When I moved away for college, after high school, I was 1400 miles away from anybody I knew. I was scared but refused to let it get to me. I eventually made a few friends and settled in. One of those friends became like a sister to me, the first friend I made in college and I, hers. Months went by and she was always by my side. She wasn't perfect but neither was I. We were by each other's sides through the tears, the laughs, the heartbreaks, and everything in between.
But, like with every relationship, there is the honeymoon phase and then there is what comes afterwards, reality.
As time went on, I started to notice changes in her.
When I became more comfortable with my surroundings, I made a few more friends, got a job, even a few new love interests. I was starting my life. I was happy.
With the changes, came the jealousy, the fights, the "you never spend time with me anymore", the "you can't talk to him", the lies, the excuses, the silent treatments.
Being with her was a full-time job but I loved her.
I started catching her in lies but, somehow she would make it seem like my fault.
I'd still get on my knees every time and apologise, knowing it wasn't my fault, just to please her.
I found myself taking time away from other people so she didn't feel abandoned because, "Everyone ends up leaving me, anyways".
I found myself saying "because she needs me" or "because I love her", when my friends would ask why her and I were still friends.
And when she was too busy to acknowledge me, she always had an excuse or made me feel clingy.
"I can't always be by your side."
I never blamed her for it. I knew that we were adults and, sometimes, most of the time, adults get busy.
I didn't really see the signs until almost a year later because nobody tells you, toxic relationships aren't exclusively romantic relationships.
but when I did, I noticed that all the times I preached about never allowing myself to be mistreated or abused by a significant other, I would also be wondering if her silence meant she was mad. No, that always means she's mad.
She was always mad, at something I did, or didn't do, something I said or, didn't say.

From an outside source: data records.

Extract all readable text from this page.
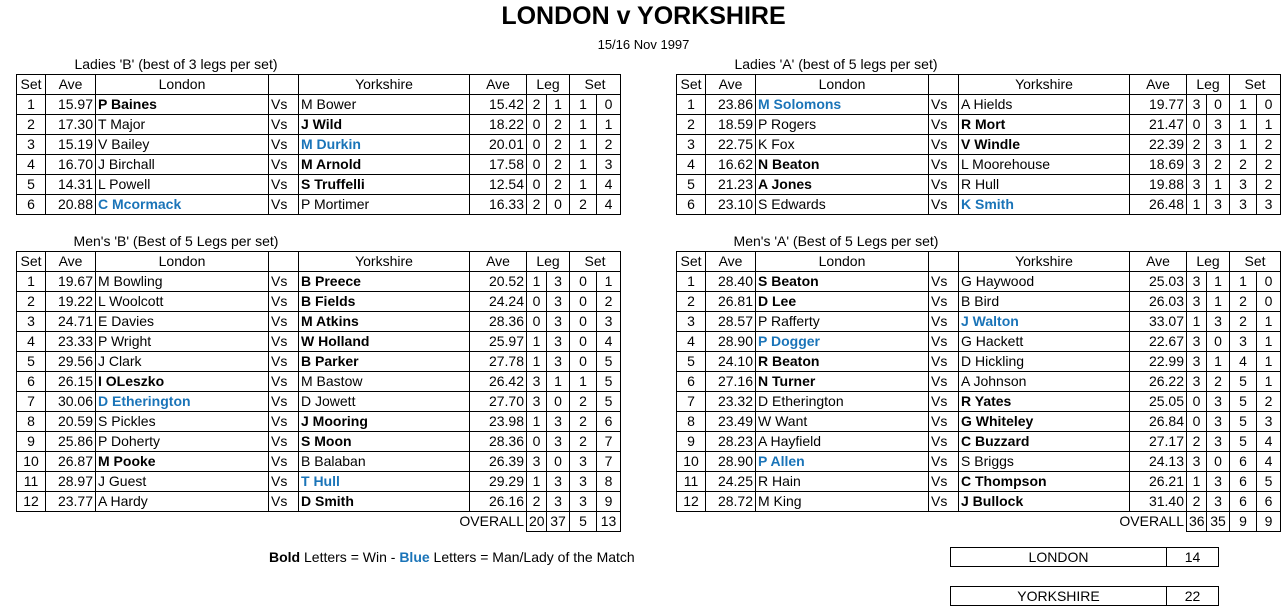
LONDON v YORKSHIRE
15/16 Nov 1997
Ladies 'B' (best of 3 legs per set)
Set	Ave	London		Yorkshire	Ave	Leg		Set	
1	15.97	P Baines	Vs	M Bower	15.42	2	1	1	0
2	17.30	T Major	Vs	J Wild	18.22	0	2	1	1
3	15.19	V Bailey	Vs	M Durkin	20.01	0	2	1	2
4	16.70	J Birchall	Vs	M Arnold	17.58	0	2	1	3
5	14.31	L Powell	Vs	S Truffelli	12.54	0	2	1	4
6	20.88	C Mcormack	Vs	P Mortimer	16.33	2	0	2	4
Ladies 'A' (best of 5 legs per set)
Set	Ave	London		Yorkshire	Ave	Leg		Set	
1	23.86	M Solomons	Vs	A Hields	19.77	3	0	1	0
2	18.59	P Rogers	Vs	R Mort	21.47	0	3	1	1
3	22.75	K Fox	Vs	V Windle	22.39	2	3	1	2
4	16.62	N Beaton	Vs	L Moorehouse	18.69	3	2	2	2
5	21.23	A Jones	Vs	R Hull	19.88	3	1	3	2
6	23.10	S Edwards	Vs	K Smith	26.48	1	3	3	3
Men's 'B' (Best of 5 Legs per set)
Set	Ave	London		Yorkshire	Ave	Leg		Set	
1	19.67	M Bowling	Vs	B Preece	20.52	1	3	0	1
2	19.22	L Woolcott	Vs	B Fields	24.24	0	3	0	2
3	24.71	E Davies	Vs	M Atkins	28.36	0	3	0	3
4	23.33	P Wright	Vs	W Holland	25.97	1	3	0	4
5	29.56	J Clark	Vs	B Parker	27.78	1	3	0	5
6	26.15	I OLeszko	Vs	M Bastow	26.42	3	1	1	5
7	30.06	D Etherington	Vs	D Jowett	27.70	3	0	2	5
8	20.59	S Pickles	Vs	J Mooring	23.98	1	3	2	6
9	25.86	P Doherty	Vs	S Moon	28.36	0	3	2	7
10	26.87	M Pooke	Vs	B Balaban	26.39	3	0	3	7
11	28.97	J Guest	Vs	T Hull	29.29	1	3	3	8
12	23.77	A Hardy	Vs	D Smith	26.16	2	3	3	9
OVERALL						20	37	5	13
Men's 'A' (Best of 5 Legs per set)
Set	Ave	London		Yorkshire	Ave	Leg		Set	
1	28.40	S Beaton	Vs	G Haywood	25.03	3	1	1	0
2	26.81	D Lee	Vs	B Bird	26.03	3	1	2	0
3	28.57	P Rafferty	Vs	J Walton	33.07	1	3	2	1
4	28.90	P Dogger	Vs	G Hackett	22.67	3	0	3	1
5	24.10	R Beaton	Vs	D Hickling	22.99	3	1	4	1
6	27.16	N Turner	Vs	A Johnson	26.22	3	2	5	1
7	23.32	D Etherington	Vs	R Yates	25.05	0	3	5	2
8	23.49	W Want	Vs	G Whiteley	26.84	0	3	5	3
9	28.23	A Hayfield	Vs	C Buzzard	27.17	2	3	5	4
10	28.90	P Allen	Vs	S Briggs	24.13	3	0	6	4
11	24.25	R Hain	Vs	C Thompson	26.21	1	3	6	5
12	28.72	M King	Vs	J Bullock	31.40	2	3	6	6
OVERALL						36	35	9	9
Bold Letters = Win - Blue Letters = Man/Lady of the Match	LONDON	14
YORKSHIRE	22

I was always in the wrong with her.
"I'm sorry."
The day I decided to choose myself was:
Our last fight. She was screaming,
"You left me"
"What happened to, 'you're the only person worth putting up with'?"
"You don't care about me."
I shouted back, not sure how we got to this point.
I loved her, that is why I stayed for so long
But i left because I love myself more.
I choose my hapiness.
I choose to end this, for the both of us.
I choose me.
I hope my story will help spread awareness that friends can be toxic too. Choose to love yourself enough to break free from someone who does not add to your happiness, and/or takes away from it.
I allowed a toxic person into my life because I thought I could help her. I thought i could be the one to build her up. I wanted to show her that not everyone is temporary. In the end, I guess I failed; for that, I am sorry.
"Life is too short to put your life on hold for someone else." - C.H.